I've told the story of how in the late 1960s my Dad was paid with a piece of land between Bartow and Mulberry. He originally planned to plant it with orange trees - his father had done that with land outside the immediate area in the 1930s and our family still owns a grove from that time. He took some potted orange trees out, left them at the property and went back a few days later to plant them. They were all dead with no leaves.
Dad took samples to the agriculture lab and had them testing - they were loaded with fluoride. Not too surprising since there was a fluoride plant across the road but Dad had thought they were controlling the emissions from the plant. He was told the levels were too high to put livestock or to build homes there, either - he'd planned to develop the land for homes eventually.
It turned out that the high emissions were why the truck farm and cattle industries had left the area.
Phosphate rocks contain high levels of fluoride. Consequently, the widespread use of phosphate fertilizers has increased soil fluoride concentrations.[50] It has been found that food contamination from fertilizer is of little concern as plants accumulate little fluoride from the soil; of greater concern is the possibility of fluoride toxicity to livestock that ingest contaminated soils.[54][55] Also of possible concern are the effects of fluoride on soil microorganisms.

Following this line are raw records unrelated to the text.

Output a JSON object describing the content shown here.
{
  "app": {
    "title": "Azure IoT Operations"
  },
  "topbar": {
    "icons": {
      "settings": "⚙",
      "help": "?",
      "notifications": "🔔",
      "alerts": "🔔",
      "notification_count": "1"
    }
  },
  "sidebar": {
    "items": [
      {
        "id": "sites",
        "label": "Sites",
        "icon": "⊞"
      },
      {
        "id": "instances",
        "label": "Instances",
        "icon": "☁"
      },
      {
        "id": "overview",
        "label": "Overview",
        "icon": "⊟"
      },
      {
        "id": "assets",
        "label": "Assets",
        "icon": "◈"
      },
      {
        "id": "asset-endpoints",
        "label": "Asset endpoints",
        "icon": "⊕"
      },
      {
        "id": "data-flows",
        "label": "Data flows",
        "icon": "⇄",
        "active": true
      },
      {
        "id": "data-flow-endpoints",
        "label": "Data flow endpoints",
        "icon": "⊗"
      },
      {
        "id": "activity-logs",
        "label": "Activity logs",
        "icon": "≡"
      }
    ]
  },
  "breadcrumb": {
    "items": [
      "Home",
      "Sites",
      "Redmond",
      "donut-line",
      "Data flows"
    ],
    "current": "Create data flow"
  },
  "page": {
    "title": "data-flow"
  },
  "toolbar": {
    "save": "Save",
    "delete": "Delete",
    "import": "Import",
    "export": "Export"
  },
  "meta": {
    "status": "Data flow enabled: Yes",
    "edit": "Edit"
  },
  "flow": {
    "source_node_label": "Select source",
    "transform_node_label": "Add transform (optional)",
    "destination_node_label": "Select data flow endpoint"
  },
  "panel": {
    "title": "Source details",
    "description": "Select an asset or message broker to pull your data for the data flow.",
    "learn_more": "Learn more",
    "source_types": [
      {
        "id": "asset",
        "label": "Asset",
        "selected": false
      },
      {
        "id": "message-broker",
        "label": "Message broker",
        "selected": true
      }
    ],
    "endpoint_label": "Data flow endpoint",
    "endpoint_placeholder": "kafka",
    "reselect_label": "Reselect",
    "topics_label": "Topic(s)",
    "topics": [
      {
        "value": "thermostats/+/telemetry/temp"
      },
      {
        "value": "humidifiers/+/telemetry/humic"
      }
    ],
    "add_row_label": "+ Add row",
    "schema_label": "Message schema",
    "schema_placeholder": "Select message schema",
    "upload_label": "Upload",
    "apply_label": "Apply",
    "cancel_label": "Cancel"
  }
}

https://en.wikipedia.org/wiki/Fertilizer#Fluoride
Those pollution levels led to the first clean air act in the country:
http://edis.ifas.ufl.edu/fe607
Since the 1980s the various companies that used to mine phosphate have been bought up. Now Mosaic owns most of them. And since the Republicans have been in charge of the state government, enforcement has been lax even though the laws about pollution have gotten tougher.
dembotoz
(16,805 posts)between raising oceans, sink holes and zika mosquitoes i have less and less desire to move to florida.
used to work for a company with main offices in tampa.
sort of my dream job would be to be transferred down there.
obviously never happened.
perhaps my marginal competence was a good thing after all
csziggy
(34,136 posts)I HATE the tourist traps -having grown up here I know how artificial they are. Tampa has gotten more blue than it used to be, as has much of the I-4 corridor - though Central Florida is still pretty red.
I moved away from Central Florida in 1972, came up here to Tallahassee and fell in love with our little hills and all the tress. Tallahassee and Leon County are VERY blue. Our worst problems come from the idiots the rest of the state send up here to run the government. That and the fact that much of our small county is owned by federal, state,county and city governments so even for our small size the property tax base is tiny.
An advantage of Tallahassee is that even with global warming and rising sea levels, we'll stay above water. The ancient shoreline was south of Tallahassee - the Cody Scarp still shows where the sea level was during the Pleistocene (https://en.wikipedia.org/wiki/Cody_Scarp). The red areas of Wakulla County might drown, but those of us in the Red Hills of Florida will be fine!
If the water goes up 150 feet I will have an offshore island since my home is on a 200 foot about sea level ridge.
Sinkholes are not a huge worry for me either, though they showed up a lot around Bartow in the 60s and we have old ones here in North Florida (Leon Sinks ). They really don't show up that often and seldom take homes. Most buildings damaged by sinks are built on marginal land.
When I was in college the sinks were where you stopped to cool off and rinse the salt off on the way back from the beaches on the cost. Now they are all on private land or in the National Forest where they will not let anyone swim.
At 64 I'm not going to worry about Zika - for most people it's like a mild flu. The main danger is for pregnant women and I no longer have the parts for that and permanently prevented the possibility in 1977.